Google’s Big table
Traditional relational databases introduce a view that’s composed of multiple tables. Each with rows and named columns. For example a table of students might include a student’s name, ID number, and contact info. In fact A table of grades might include a student’s ID number, course number, and grade. We will construct a query that extracts grades by name by checking out the ID number. In the student table then matching that ID number in the grade table.
Here is a new idea of storing data in table. This is called Big Table. Do you know what a Google’s Big Table is? Big Table is a distributed storage system that’s structured as a large table:. One that will be petabytes in size and distributed among tens of thousands of machines. It’s designed for storing items like billions of URLs, with several versions per page; over 100 TB of satellite image data; hundreds of millions of users; and performing thousands of queries a second.
Big Table is designed with semi-structured information storage in mind. It’s a large map that’s indexed by a column key, row key, and a timestamp. Furthermore each value inside the map is an array of bytes that’s interpreted by the application. Every read or write of information to a row is atomic, regardless of what number different columns are read or written within that row.
Google Big Table is the database for applications like the Google personalized Search, Google App Engine Datastore, Google Analytics and Google Earth. As a matter of fact Google has maintained the software as a proprietary, in-house technology. However, Big Table has had a large impact on NoSQL database designThe developers publically disclosed Big Table details during a technical paper presented at the USENIX symposium on operating Systems and design Implementation in 2006.
Big Table Cluster
A Big table cluster usually operates in a shared pool of machines that run a large variety of other distributed applications, and Big table processes usually share identical machines with processes from other applications. Moreover Big table is based on a cluster management system for managing resources on shared machines, scheduling jobs, dealing with machine failures, and observation machine status.
Big Table depends on a highly-available and persistent distributed lock service known as chubby. A chubby service consists of five active replicas, one of that is elected to be the master and actively serve requests. The service is active when a majority of the replicas are running and may communicate with each other.
There are certain characteristics for a Big Table.
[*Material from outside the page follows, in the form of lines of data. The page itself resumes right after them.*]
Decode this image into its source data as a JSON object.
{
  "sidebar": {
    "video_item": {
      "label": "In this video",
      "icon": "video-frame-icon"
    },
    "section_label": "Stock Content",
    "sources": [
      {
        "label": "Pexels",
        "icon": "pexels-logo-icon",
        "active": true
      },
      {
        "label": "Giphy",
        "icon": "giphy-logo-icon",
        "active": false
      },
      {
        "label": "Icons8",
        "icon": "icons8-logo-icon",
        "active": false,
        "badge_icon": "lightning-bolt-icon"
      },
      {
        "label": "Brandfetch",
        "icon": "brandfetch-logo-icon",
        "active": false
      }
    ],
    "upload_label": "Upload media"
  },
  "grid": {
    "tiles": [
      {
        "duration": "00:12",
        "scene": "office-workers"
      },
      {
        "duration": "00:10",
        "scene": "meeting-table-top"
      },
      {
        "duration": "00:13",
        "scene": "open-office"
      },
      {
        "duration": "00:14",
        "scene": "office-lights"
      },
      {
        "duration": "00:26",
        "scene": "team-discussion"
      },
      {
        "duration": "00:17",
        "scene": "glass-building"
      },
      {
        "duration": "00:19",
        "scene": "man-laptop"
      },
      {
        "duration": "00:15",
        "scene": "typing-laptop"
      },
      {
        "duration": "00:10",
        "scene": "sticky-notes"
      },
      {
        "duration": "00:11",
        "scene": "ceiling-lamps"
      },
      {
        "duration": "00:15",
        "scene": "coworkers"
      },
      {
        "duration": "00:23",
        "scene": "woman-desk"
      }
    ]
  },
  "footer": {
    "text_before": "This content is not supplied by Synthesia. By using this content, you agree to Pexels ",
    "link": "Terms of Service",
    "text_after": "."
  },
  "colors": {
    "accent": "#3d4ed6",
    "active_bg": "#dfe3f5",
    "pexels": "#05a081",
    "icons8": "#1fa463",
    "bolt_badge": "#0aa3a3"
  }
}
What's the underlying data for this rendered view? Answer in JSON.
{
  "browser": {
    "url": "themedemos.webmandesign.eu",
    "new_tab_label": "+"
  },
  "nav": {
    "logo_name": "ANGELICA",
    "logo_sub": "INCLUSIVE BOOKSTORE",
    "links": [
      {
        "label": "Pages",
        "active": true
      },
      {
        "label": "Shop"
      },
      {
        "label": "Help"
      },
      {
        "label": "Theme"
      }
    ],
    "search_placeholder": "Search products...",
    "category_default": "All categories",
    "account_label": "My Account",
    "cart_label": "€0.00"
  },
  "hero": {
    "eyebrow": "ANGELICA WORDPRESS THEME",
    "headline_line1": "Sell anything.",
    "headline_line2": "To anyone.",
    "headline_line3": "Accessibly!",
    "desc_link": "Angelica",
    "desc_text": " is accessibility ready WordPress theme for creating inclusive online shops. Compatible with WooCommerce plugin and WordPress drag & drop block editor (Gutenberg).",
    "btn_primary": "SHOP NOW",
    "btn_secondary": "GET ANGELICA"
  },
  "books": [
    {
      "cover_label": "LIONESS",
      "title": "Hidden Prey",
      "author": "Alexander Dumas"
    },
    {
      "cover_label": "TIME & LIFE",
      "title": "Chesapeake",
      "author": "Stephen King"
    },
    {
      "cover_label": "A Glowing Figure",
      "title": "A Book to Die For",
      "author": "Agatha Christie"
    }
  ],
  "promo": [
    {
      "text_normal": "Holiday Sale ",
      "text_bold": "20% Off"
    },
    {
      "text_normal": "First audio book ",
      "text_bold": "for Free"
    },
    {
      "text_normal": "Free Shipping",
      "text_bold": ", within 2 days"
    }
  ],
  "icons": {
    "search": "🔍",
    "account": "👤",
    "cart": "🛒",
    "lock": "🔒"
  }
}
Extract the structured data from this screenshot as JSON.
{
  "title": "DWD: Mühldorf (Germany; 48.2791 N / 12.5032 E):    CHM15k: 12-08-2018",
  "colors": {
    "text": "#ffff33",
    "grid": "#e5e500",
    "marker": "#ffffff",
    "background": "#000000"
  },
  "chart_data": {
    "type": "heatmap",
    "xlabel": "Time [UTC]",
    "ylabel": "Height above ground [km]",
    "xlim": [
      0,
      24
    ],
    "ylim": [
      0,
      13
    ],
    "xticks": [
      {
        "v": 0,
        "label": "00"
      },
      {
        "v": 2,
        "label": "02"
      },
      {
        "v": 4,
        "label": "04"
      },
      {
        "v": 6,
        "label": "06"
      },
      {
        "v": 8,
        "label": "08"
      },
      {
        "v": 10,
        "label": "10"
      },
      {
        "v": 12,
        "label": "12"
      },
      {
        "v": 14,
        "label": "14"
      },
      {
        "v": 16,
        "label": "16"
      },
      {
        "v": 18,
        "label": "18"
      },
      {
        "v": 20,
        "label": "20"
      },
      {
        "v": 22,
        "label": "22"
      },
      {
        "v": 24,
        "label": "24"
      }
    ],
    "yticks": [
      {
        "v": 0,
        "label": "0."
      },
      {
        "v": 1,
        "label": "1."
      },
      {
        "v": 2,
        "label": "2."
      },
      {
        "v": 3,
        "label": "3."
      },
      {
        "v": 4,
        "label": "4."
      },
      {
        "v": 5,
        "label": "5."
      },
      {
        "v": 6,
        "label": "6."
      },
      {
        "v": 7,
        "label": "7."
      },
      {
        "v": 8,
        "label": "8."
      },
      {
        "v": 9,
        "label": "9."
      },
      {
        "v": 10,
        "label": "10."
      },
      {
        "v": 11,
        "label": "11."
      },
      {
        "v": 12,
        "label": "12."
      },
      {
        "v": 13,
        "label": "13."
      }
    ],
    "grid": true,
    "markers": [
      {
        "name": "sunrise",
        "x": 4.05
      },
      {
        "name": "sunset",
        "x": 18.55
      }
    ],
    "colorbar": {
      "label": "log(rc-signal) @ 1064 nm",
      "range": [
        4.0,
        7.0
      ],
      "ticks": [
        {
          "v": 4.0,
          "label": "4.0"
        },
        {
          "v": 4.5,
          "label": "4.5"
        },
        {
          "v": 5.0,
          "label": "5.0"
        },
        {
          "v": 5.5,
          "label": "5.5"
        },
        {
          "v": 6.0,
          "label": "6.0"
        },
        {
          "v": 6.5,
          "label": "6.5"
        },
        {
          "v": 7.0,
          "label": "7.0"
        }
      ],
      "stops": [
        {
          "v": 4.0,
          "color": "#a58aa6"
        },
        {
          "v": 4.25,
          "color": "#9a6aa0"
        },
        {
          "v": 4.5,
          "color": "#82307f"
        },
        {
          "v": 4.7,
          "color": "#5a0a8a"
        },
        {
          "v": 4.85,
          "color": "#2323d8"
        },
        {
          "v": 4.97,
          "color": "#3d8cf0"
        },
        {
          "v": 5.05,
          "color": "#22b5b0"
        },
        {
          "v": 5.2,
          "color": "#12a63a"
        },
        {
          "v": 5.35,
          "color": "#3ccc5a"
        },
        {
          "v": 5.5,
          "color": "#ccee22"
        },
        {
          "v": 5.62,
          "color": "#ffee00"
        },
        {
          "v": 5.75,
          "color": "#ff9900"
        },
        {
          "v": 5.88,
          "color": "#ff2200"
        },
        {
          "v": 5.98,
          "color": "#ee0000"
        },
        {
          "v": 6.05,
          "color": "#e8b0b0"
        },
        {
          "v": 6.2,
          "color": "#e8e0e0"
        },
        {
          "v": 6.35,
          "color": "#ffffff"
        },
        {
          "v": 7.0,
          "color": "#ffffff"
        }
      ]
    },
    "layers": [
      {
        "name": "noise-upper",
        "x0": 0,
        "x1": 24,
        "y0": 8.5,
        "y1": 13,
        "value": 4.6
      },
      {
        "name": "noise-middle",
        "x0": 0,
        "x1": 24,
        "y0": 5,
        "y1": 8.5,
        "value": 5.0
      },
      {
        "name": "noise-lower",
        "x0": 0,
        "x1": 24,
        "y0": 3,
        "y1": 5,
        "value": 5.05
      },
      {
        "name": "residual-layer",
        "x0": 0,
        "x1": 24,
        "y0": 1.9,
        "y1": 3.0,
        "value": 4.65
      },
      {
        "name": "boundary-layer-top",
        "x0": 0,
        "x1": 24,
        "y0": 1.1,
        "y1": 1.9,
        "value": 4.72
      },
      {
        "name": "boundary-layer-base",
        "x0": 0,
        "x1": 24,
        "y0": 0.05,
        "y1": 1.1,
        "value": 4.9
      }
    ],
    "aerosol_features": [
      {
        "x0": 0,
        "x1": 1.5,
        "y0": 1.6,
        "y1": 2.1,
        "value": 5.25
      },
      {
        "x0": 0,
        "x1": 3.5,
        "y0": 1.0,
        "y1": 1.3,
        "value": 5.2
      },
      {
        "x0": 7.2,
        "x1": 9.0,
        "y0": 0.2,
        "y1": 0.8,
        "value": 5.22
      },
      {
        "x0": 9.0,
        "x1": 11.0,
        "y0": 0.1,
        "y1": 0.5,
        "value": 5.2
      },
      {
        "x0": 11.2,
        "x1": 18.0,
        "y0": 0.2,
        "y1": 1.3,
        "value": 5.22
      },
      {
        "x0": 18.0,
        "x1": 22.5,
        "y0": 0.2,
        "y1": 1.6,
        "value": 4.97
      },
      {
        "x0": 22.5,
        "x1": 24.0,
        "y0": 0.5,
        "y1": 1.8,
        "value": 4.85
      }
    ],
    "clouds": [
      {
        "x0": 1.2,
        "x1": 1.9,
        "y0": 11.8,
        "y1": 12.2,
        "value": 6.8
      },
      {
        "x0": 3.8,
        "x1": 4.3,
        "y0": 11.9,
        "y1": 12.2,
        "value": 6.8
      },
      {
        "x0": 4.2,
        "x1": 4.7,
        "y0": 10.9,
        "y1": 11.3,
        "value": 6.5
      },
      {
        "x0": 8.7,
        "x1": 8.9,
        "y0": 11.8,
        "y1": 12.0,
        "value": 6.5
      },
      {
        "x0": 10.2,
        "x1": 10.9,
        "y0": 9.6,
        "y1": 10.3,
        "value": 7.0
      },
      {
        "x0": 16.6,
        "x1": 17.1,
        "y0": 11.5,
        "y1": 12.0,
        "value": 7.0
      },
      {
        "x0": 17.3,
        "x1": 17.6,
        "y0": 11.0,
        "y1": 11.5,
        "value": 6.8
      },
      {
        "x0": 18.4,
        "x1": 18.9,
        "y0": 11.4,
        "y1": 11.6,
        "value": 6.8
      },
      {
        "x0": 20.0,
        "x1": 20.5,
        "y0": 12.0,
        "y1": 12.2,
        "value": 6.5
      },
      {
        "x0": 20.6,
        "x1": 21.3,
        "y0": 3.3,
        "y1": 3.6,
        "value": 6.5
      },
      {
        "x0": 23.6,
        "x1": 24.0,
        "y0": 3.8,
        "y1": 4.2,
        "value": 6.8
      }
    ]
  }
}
Now let us see some of these:
A map is an associative array; a data structure that permits one to look up a value to a corresponding key quickly. BigTable may be a collection of (key, value) pairs wherever the key identifies a row and therefore the value is the set of columns.
The data can be stored persistently on a disk.
The data stored in Big Table is distributed among several independent machines.
The table is said to be sparse, which means that different rows in a table could use different columns, with several of the columns empty for a specific row.
Most associative arrays aren’t sorted. A key is hashed to a position in a table. Moreover BigTable arranges its information by keys. Also this helps keep related information close together, typically on identical machine – assuming that one structures keys in such some way that sorting brings the information together.
Time is another factor in BigTable information. Each column family might keep multiple versions of column family information. Moreover If an application doesn’t specify a timestamp, it’ll retrieve the latest version of the column family. Or else, it will specify a timestamp and obtain the most recent version that’s earlier than or equal to that timestamp.